O presente corporativo que mudou a minha vida

O presente corporativo que mudou a minha vida

Da sala de reunião eu conseguia ver que havia um presente em cima da minha mesa.

Era uma caixa bem grande, embrulhada em papel colorido.

Seria indelicado sair antes da diretora concluir seus 78 slides?

Abracei o pouco juízo que ainda me restava - chamado amor ao meu salário - e gastei o tempo imaginando o que teria dentro da caixa.

Pra quem nunca ganhou nem panela em bingo beneficente, aquele embrulho volumoso era um baita de um acontecimento.

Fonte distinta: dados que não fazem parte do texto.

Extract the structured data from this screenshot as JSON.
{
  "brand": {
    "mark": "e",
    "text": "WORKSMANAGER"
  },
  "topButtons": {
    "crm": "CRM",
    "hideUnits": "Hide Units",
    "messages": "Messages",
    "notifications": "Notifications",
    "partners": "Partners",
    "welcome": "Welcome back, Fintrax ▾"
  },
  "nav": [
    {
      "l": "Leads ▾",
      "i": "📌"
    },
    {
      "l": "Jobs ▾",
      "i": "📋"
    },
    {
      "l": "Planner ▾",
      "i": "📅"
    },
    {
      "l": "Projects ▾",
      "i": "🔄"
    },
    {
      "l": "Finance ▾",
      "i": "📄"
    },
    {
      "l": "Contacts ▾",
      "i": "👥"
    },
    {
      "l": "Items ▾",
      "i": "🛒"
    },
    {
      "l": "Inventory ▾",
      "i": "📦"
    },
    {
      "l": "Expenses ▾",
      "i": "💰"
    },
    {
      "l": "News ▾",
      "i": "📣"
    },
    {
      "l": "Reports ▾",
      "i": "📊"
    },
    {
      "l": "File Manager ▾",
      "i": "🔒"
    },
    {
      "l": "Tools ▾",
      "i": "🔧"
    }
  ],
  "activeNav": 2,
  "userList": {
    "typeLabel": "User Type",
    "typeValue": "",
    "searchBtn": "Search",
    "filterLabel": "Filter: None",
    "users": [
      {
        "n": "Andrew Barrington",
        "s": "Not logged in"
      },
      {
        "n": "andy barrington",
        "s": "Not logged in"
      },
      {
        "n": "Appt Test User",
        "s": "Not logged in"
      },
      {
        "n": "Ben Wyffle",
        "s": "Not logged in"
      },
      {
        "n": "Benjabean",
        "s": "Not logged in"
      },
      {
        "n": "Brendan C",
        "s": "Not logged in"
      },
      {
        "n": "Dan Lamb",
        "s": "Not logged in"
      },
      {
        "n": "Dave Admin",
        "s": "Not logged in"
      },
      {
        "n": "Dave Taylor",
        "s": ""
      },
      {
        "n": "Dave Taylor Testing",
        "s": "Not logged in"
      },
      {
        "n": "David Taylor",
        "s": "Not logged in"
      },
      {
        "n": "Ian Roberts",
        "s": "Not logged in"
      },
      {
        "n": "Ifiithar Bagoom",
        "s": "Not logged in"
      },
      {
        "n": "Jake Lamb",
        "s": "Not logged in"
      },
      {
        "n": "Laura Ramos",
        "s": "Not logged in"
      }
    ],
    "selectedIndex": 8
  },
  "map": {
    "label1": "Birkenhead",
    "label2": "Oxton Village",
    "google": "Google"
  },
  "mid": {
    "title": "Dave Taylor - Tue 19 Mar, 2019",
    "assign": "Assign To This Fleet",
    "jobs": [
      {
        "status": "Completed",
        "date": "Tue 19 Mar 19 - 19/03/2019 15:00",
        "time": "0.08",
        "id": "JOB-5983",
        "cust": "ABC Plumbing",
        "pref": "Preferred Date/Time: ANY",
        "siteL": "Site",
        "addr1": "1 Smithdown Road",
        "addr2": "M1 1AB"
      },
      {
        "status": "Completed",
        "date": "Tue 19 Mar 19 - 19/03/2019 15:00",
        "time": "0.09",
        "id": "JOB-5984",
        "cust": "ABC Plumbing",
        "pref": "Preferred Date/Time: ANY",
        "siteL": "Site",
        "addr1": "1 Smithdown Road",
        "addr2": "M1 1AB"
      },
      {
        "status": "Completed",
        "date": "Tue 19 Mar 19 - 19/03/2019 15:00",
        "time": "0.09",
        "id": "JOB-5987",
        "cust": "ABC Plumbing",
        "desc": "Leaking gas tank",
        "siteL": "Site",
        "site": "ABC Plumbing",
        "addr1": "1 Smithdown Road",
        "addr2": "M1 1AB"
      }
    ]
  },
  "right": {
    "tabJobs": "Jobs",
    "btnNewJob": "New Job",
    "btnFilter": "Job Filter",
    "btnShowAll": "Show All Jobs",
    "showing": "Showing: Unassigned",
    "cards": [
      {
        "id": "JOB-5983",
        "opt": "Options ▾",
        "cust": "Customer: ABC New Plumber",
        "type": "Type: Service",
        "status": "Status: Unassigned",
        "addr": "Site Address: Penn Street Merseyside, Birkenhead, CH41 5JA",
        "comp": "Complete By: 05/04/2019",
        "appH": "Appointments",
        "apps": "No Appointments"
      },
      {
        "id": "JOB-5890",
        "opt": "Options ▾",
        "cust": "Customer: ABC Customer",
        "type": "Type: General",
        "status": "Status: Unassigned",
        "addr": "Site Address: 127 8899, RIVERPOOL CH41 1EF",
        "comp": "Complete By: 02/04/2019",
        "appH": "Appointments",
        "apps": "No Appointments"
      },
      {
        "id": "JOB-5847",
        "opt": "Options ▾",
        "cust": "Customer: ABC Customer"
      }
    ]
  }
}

Reunião encerrada, saí às pressas.

Quanto mais eu me aproximava da minha mesa, mais olhares eu atraia.

Senti meus ombros curvando para dentro, como se eu pudesse reduzir de tamanho até desaparecer. 

Nunca gostei dos holofotes. 

Na escola, eu tinha um trato com a minha dupla: eu fazia o trabalho, ele apresentava. No máximo, eu segurava a cartolina. Era um sucesso!

A poucos passos da minha baia, olhei pro Augusto, com quem divido o gaveteiro. 

"Deixaram esse presentinho aí pra você, colega", ele me disse.

Comecei a desembalar e notei que o pacote era leve. Muito leve. 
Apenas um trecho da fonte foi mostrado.